Clustering of numerical data forms the basis of many classification and system modeling algorithms. The purpose of clustering is to identify natural groupings of data from a large data set to produce a concise representation of a system's behavior.
Fuzzy Logic Toolbox™ tools allow you to find clusters in input-output training data. You
can use the cluster information to generate a Sugeno-type fuzzy inference system
that best models the data behavior using a minimum number of rules. The rules
partition themselves according to the fuzzy qualities associated with each of the
data clusters. to automatically generate this type of FIS, use the genfis
command.
Fuzzy c-means (FCM) is a data clustering technique wherein each data point belongs to a cluster to some degree that is specified by a membership grade. This technique was originally introduced by Jim Bezdek in 1981 [1] as an improvement on earlier clustering methods. It provides a method that shows how to group data points that populate some multidimensional space into a specific number of different clusters.

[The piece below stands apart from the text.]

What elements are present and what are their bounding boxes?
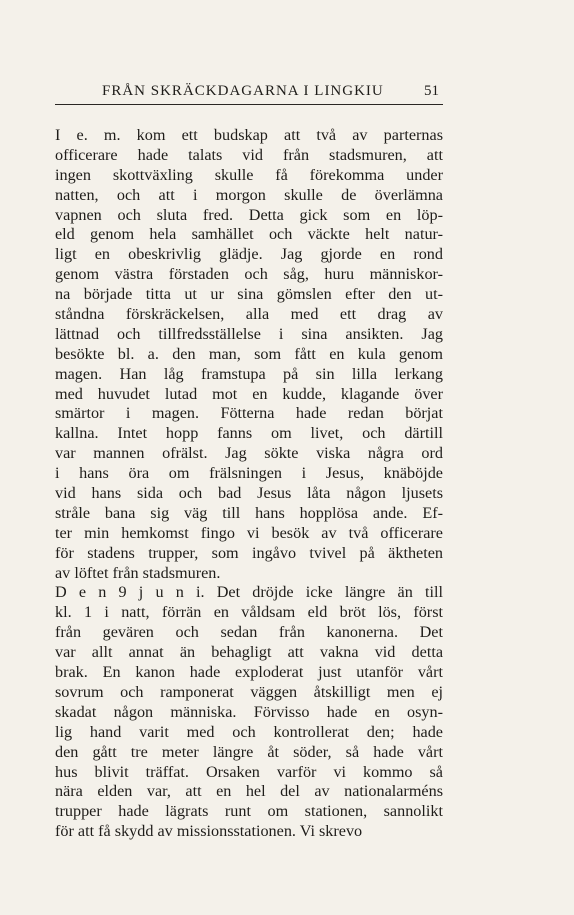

The command line function fcm
starts with an initial guess for the cluster centers, which are
intended to mark the mean location of each cluster. The initial guess for these
cluster centers is most likely incorrect. Additionally, fcm
assigns every data point a membership grade for each cluster. By iteratively
updating the cluster centers and the membership grades for each data point,
fcm
iteratively moves the cluster centers to the right
location within a data set. This iteration is based on minimizing an objective
function that represents the distance from any given data point to a cluster center
weighted by that data point's membership grade.
The command line function fcm
outputs a list of cluster
centers and several membership grades for each data point. You can use the
information returned by fcm
to help you build a fuzzy inference
system by creating membership functions to represent the fuzzy qualities of each
cluster. To generate a Sugeno-type fuzzy inference system that models the behavior
of input/output data, you can configure the genfis
command to use FCM clustering.
If you do not have a clear idea how many clusters there should be for a given set
of data, subtractive clustering is a fast, one-pass algorithm
for estimating the number of clusters and the cluster centers for a set of data
[2]. The cluster estimates, which are obtained from the subclust
function, can be used to initialize iterative
optimization-based clustering methods (fcm
) and model
identification methods (like anfis
). The subclust
function finds the
clusters using the subtractive clustering method.
To generate a Sugeno-type fuzzy inference system that models the behavior of
input/output data, you can configure the genfis
command to use subtractive clustering.
[1] Bezdek, J.C., Pattern Recognition with Fuzzy Objective Function Algorithms, Plenum Press, New York, 1981.
[2] Chiu, S., "Fuzzy Model Identification Based on Cluster Estimation," Journal of Intelligent & Fuzzy Systems, Vol. 2, No. 3, Sept. 1994.